Accessing with user account which is not part of Domain Admins will return HTTP 403 on /home/windows as expected but will succeed on /home/users

See screenshots below. If you don’t want to automatically log in with default credentials you can access page via IP address which will prevent IE/Chrome from using them., please note that your authentication switches to NTLM instead of Kerberos authentication in such case.

To check local user hardcoded into image you can go to /Home/LocalUsers and user ContainerAdminand password A123456!


8 thoughts on “ASP.NET core and integrated windows authentication in nanoserver container

  1. I really enjoyed reading your posts about AD integration of ASP.NET and ASP.NET Core apps in Docker! We’re in the process of moving our ASP.NET Core app to Docker, but we’re running into issues with Windows authentication. Following your guide and the documentation at GitHub, I’ve managed to successfully authenticate clients from a domain-joined host, but then something strange happens: it seems there can only be 1 active session in the whole app!

    The domain-joined host is used for testing purposes, our app shows the currently logged in domain user.
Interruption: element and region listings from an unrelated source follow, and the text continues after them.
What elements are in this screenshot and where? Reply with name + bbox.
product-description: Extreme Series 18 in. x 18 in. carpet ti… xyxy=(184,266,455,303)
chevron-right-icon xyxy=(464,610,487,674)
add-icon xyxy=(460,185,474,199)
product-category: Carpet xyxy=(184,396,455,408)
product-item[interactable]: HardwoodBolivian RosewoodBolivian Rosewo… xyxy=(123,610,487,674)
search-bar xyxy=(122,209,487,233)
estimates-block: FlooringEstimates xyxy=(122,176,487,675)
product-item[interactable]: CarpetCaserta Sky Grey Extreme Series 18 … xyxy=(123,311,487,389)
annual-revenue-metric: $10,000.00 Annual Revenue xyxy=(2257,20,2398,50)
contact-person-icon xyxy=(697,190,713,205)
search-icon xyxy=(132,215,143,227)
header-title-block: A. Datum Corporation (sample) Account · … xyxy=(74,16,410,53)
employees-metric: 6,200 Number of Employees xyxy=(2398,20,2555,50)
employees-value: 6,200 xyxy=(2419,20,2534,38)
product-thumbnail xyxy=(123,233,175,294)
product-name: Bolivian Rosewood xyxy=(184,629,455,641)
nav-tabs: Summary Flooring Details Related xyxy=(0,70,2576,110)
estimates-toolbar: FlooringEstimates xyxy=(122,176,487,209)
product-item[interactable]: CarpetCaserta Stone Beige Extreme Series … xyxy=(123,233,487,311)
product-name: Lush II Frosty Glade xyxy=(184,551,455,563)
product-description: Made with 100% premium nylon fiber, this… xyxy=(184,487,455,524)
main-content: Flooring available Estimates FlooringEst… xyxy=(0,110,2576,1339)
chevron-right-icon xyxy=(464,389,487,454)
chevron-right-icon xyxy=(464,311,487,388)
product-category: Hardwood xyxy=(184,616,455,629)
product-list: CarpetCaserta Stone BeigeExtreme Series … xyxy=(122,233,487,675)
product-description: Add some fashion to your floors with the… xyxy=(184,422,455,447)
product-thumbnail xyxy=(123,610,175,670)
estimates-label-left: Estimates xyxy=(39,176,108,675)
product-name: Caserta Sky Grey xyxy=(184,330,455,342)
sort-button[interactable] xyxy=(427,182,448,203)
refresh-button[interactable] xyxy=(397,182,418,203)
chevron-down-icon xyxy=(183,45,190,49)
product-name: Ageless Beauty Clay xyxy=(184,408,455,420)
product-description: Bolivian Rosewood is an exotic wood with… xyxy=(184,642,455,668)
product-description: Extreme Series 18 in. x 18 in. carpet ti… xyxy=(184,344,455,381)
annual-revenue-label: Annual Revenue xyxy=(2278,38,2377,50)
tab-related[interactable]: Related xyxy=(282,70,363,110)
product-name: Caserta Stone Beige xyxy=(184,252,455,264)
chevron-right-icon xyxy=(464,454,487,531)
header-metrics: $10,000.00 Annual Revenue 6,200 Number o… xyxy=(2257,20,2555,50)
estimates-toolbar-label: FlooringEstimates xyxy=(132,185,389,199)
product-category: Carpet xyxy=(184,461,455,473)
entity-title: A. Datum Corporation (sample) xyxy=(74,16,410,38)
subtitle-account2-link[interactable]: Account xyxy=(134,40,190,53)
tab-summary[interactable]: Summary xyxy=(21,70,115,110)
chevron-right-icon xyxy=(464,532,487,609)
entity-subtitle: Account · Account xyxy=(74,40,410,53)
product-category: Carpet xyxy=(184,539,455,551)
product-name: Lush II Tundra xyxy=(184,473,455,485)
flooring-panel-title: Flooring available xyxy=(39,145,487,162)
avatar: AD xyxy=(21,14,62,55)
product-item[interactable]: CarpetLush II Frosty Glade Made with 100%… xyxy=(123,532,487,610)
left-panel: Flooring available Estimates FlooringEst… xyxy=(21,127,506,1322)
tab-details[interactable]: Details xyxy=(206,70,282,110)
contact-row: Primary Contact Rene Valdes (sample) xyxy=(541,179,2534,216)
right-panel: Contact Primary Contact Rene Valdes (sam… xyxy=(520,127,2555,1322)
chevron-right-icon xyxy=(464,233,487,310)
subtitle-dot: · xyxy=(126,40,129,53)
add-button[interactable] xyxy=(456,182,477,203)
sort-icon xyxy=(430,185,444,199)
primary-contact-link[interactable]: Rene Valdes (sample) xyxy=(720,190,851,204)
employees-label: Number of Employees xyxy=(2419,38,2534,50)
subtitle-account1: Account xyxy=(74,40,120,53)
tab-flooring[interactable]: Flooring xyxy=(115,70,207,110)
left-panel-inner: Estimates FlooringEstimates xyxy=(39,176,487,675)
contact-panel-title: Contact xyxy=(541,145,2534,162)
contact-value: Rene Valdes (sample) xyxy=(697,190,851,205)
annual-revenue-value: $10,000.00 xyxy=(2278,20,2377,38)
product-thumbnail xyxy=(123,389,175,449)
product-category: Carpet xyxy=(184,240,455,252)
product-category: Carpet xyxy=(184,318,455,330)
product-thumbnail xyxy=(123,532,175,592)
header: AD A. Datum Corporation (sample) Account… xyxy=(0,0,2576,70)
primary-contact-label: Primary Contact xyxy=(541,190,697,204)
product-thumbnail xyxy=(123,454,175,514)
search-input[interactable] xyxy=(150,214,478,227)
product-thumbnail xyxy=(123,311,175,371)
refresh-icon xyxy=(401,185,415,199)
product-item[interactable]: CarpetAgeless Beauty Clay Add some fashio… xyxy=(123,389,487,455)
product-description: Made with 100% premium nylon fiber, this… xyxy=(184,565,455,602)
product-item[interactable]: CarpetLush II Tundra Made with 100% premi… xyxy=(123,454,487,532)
If I start 2 parallel mstsc sessions for 2 different users to the domain-joined hosts, both are authenticated using their Kerberos tickets but the last one to ‘log in’ to the app will determine what the other session’s username will show when the browser window is refreshed. Also, when accessing the app from a non-domain-joined host, there seems to be no authentication needed: the same username as on the domain-joined hosts is displayed, as if the user session is cached in IIS and is shared by all clients.

    I’ve stumbled across this article: If I turn this option off for Windows Authentication the app seems to respond better to authentication requests. Have you tried something similar? If you can, would you try out if you can reproduce this behavior?

    Also, when hosting the ASP.NET Core app in IIS, is it necessary to specify the IISOptions to the service, or is that only applicable if http.sys is used instead of IIS?

    Lastly, we’ve hit an issue when using routes.MapSpaFallbackRoute with a controller method with the [Authorize] attribute. It seems when falling back to NTLM (for non-domain joined hosts), the user session is not re-used for subsequent requests. The browser keeps asking for credentials for each separate HTTP request the browser makes. Have you encountered this before?


    1. I’m not a developer but systems administrator so code samples which I provided might be either incomplete or erroneous. Point is to show that you can get windows authentication working inside container which is not actually part of AD. So issues you are experience with caching etc probably due to my coding skills rather then underlying issues with enabled integrated authentication.


      1. Did you get to a bottom of this? I’m troubleshooting and trying to figure out if there is an issue but not seeing this behavior. To make sure you are not getting responses you shall not be expecting, use entirely different browser for second session (not just another Chrome window for example)


      2. Yes, it turns out Traefik (which we use to make multiple instances of our Docker application stack) is not properly forwarding the authentication headers to the clients. Once we took Traefik out of the equation the sessions (including SSO) worked properly.

        One thing we see is that under Chrome there are seemingly random moments where the browser asks for a username/password, even if the user has provided that information only minutes ago. It may be a caching issue, we haven’t investigated further on this behavior.


  2. I suggest to test this code in proper Windows 2016 image without docker and see if it’s the same issue, if it is then issue with code, if not then with docker and I can investigate further.


  3. Microsoft have appeared to have broken the “credentialspec” parameter on running windows containers through docker on windows 10. No updates as of yet still waiting on resolution as of windows 10 version 1803. Any alternative ways of getting this working would be appreciated.